El fin había llegado, implacable y cruel.
En la cima del monte Tenjou, en la rama más cercana al suelo del imponente cerezo sagrado, el último pétalo de la última flor pendía precariamente de su rama. Los vientos gélidos, susurrando en su vuelo, contenían el aliento. El destino de la humanidad estaba atrapado en ese delicado instante. Cientos de personas se habían reunido frente a la gran Lápida de los Dioses, expectantes de su futuro. Permanecían en el silencio más absoluto, en vilo, con el tiempo detenido en una espera que ardía.
Y entonces, el pétalo cedió.
Se soltó con una gracia devastadora, iniciando su caída en una danza lenta y angustiante hacia el suelo. Las miradas de los presentes recorrían cada giro en el aire, que parecía tener su propio eco. Lo que aquellos devotos no conocían era el alcance del esfuerzo entregado, de las batallas libradas, de los sacrificios realizados…, de las vidas segadas.
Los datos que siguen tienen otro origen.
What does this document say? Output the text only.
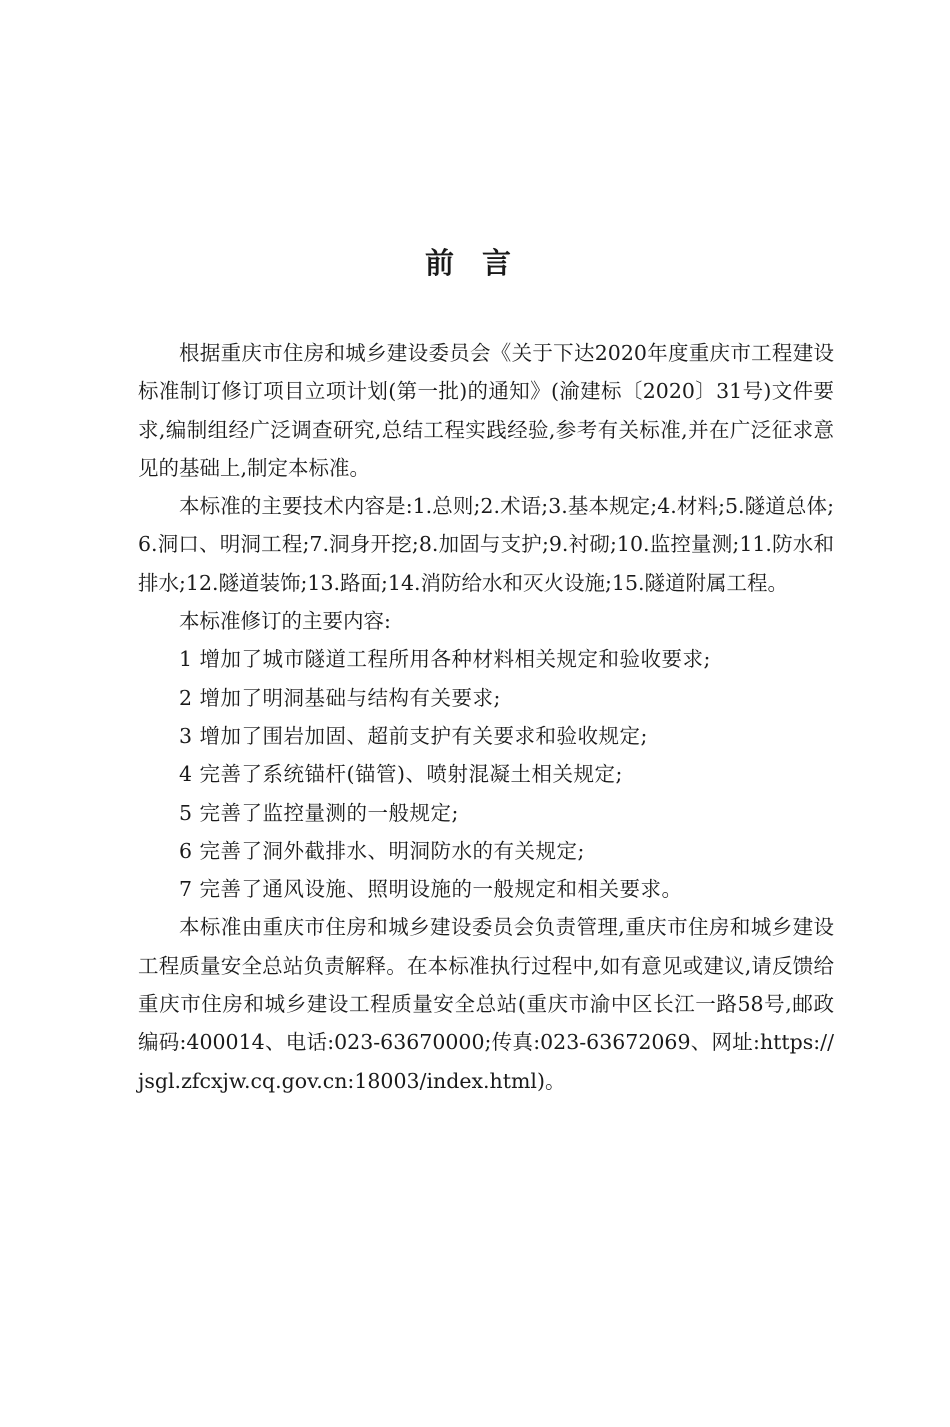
前言

根据重庆市住房和城乡建设委员会《关于下达2020年度重庆市工程建设标准制订修订项目立项计划(第一批)的通知》(渝建标〔2020〕31号)文件要求,编制组经广泛调查研究,总结工程实践经验,参考有关标准,并在广泛征求意见的基础上,制定本标准。

本标准的主要技术内容是:1.总则;2.术语;3.基本规定;4.材料;5.隧道总体;6.洞口、明洞工程;7.洞身开挖;8.加固与支护;9.衬砌;10.监控量测;11.防水和排水;12.隧道装饰;13.路面;14.消防给水和灭火设施;15.隧道附属工程。

本标准修订的主要内容:

1 增加了城市隧道工程所用各种材料相关规定和验收要求;

2 增加了明洞基础与结构有关要求;

3 增加了围岩加固、超前支护有关要求和验收规定;

4 完善了系统锚杆(锚管)、喷射混凝土相关规定;

5 完善了监控量测的一般规定;

6 完善了洞外截排水、明洞防水的有关规定;

7 完善了通风设施、照明设施的一般规定和相关要求。

本标准由重庆市住房和城乡建设委员会负责管理,重庆市住房和城乡建设工程质量安全总站负责解释。在本标准执行过程中,如有意见或建议,请反馈给重庆市住房和城乡建设工程质量安全总站(重庆市渝中区长江一路58号,邮政编码:400014、电话:023-63670000;传真:023-63672069、网址:https://jsgl.zfcxjw.cq.gov.cn:18003/index.html)。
En lo alto de la montaña sí eran conscientes de todo lo que se había arriesgado y perdido, pues ellos eran la moneda de cambio, el sudor derramado. Y en ese instante, con la partida jugada, el final parecía inevitable.
El pétalo tocó el suelo.
Un silencio profundo y opresivo cubrió el mundo como un manto funerario. Era el tipo de vacío que dolía, el que marcaba la antesala del caos. En la base de la montaña, un halo de niebla rodeó la inmensa piedra tallada con la antigua profecía e hizo refulgir sus versos. El suelo comenzó a vibrar como respuesta a aquel fenómeno.
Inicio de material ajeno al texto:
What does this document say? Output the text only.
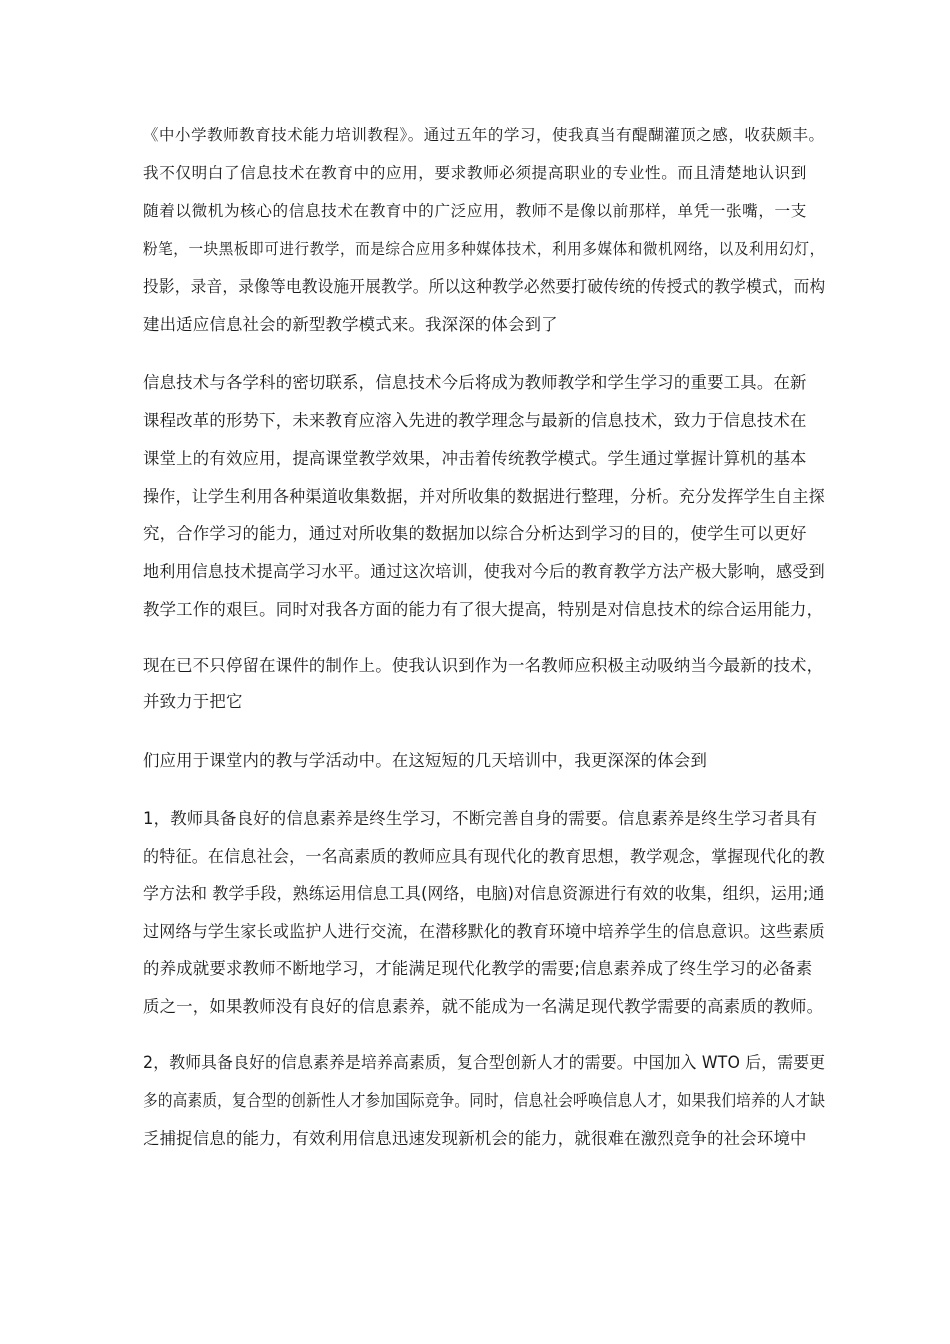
《中小学教师教育技术能力培训教程》。通过五年的学习，使我真当有醍醐灌顶之感，收获颇丰。
我不仅明白了信息技术在教育中的应用，要求教师必须提高职业的专业性。而且清楚地认识到
随着以微机为核心的信息技术在教育中的广泛应用，教师不是像以前那样，单凭一张嘴，一支
粉笔，一块黑板即可进行教学，而是综合应用多种媒体技术，利用多媒体和微机网络，以及利用幻灯，
投影，录音，录像等电教设施开展教学。所以这种教学必然要打破传统的传授式的教学模式，而构
建出适应信息社会的新型教学模式来。我深深的体会到了
信息技术与各学科的密切联系，信息技术今后将成为教师教学和学生学习的重要工具。在新
课程改革的形势下，未来教育应溶入先进的教学理念与最新的信息技术，致力于信息技术在
课堂上的有效应用，提高课堂教学效果，冲击着传统教学模式。学生通过掌握计算机的基本
操作，让学生利用各种渠道收集数据，并对所收集的数据进行整理，分析。充分发挥学生自主探
究，合作学习的能力，通过对所收集的数据加以综合分析达到学习的目的，使学生可以更好
地利用信息技术提高学习水平。通过这次培训，使我对今后的教育教学方法产极大影响，感受到
教学工作的艰巨。同时对我各方面的能力有了很大提高，特别是对信息技术的综合运用能力，
现在已不只停留在课件的制作上。使我认识到作为一名教师应积极主动吸纳当今最新的技术，
并致力于把它
们应用于课堂内的教与学活动中。在这短短的几天培训中，我更深深的体会到
1，教师具备良好的信息素养是终生学习，不断完善自身的需要。信息素养是终生学习者具有
的特征。在信息社会，一名高素质的教师应具有现代化的教育思想，教学观念，掌握现代化的教
学方法和 教学手段，熟练运用信息工具(网络，电脑)对信息资源进行有效的收集，组织，运用;通
过网络与学生家长或监护人进行交流，在潜移默化的教育环境中培养学生的信息意识。这些素质
的养成就要求教师不断地学习，才能满足现代化教学的需要;信息素养成了终生学习的必备素
质之一，如果教师没有良好的信息素养，就不能成为一名满足现代教学需要的高素质的教师。
2，教师具备良好的信息素养是培养高素质，复合型创新人才的需要。中国加入 WTO 后，需要更
多的高素质，复合型的创新性人才参加国际竞争。同时，信息社会呼唤信息人才，如果我们培养的人才缺
乏捕捉信息的能力，有效利用信息迅速发现新机会的能力，就很难在激烈竞争的社会环境中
La piedra, por siglos intacta, se agrietó con un sonido terrorífico. Líneas profundas surcaban la superficie, fracturando las palabras sagradas que habían advertido a generaciones sobre lo que estaba por venir. Las fisuras se expandían con un ritmo implacable, y de ellas brotó un líquido oscuro. Sangre. La sangre que había sido entregada a aquel pacto. Conforme fluía con una voluntad que parecía viva, pintó de rojo la inscripción, recorriendo cada letra como una blasfemia. La profecía, teñida ahora de un carmesí brillante, presagiaba su condena:
«Sin que el último pétalo toque el suelo,
la kitsune, en su mayoría plena,
cumplirá su ascensión al quinto cielo,
o la purga será la cruel condena».
La sangre no se detenía. Escapaba de las grietas, serpenteando como ríos oscuros hasta el suelo, mientras un temblor profundo sacudía la tierra. Desde las raíces del cerezo hasta el corazón mismo de la montaña, un latido oscuro y ancestral parecía haber despertado.
Fue entonces cuando, desde las sombras del bosque que cubría parte de la montaña, se alzó una voz. Fría, antigua y tan profunda que el cielo pareció rasgarse con su sonido:
«El pacto ha sido quebrado; la purga da comienzo».
Un trueno siguió a aquella condena. Desde las alturas, densas nubes negras se arremolinaban, devorando el cielo, extinguiendo la luz. Un grito colectivo cargado de terror se unió al rugir de la tierra; almas que comprendían, en un mismo instante, que el juicio de los dioses había comenzado. Que su fin estaba cerca.